Inhalers-several products available. There are many good reports from users in their experience with these. In one review a smoker used an inhaler for several weeks, then just used one last nicotine cartridge until it ran out, threw it away and was done with smoking.
Support Groups-Check with your local community hospital or ask your medical doctor. Call Quit now line(1-800-QUITNOW) or go to www.smokefree.gov.
Herbal Therapy– Chewing on Licorice, or taking Oat Straw or Lobelia can be a stimulant substitue and a nicotine replacement. If lack of sleep or stress is the reason for the cigarettes Valeria or St. John's Wort can help to calm you down and help you sleep.
Cognitive Behavior Therapy(CBT)-Helps a smoker to look at the action and overall result of smoking in a different light. Perhaps seeing the long term consequences of smoking.

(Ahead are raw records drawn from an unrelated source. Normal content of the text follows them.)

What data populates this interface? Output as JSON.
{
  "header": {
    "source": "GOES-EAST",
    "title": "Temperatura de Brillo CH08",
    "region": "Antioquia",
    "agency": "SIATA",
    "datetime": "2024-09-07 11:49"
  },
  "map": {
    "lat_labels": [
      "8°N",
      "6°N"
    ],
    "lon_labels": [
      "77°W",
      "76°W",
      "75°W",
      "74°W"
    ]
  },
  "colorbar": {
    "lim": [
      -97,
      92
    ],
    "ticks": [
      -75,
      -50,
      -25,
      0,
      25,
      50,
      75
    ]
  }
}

Aversion Therapy-Is a type of conditioning where the therapist couples the act of smoking with something such as an electrical shock, horrible smell or a medication that induces nausea. In the past this type of therapy has gotten negative press but recently it is being shown as an affective way to stop the addictive habit of smoking.
Acupuncture, Laser, Hypnosis-to help produce endorphins which decrease the cravings. There is no evidence that these are of any real help.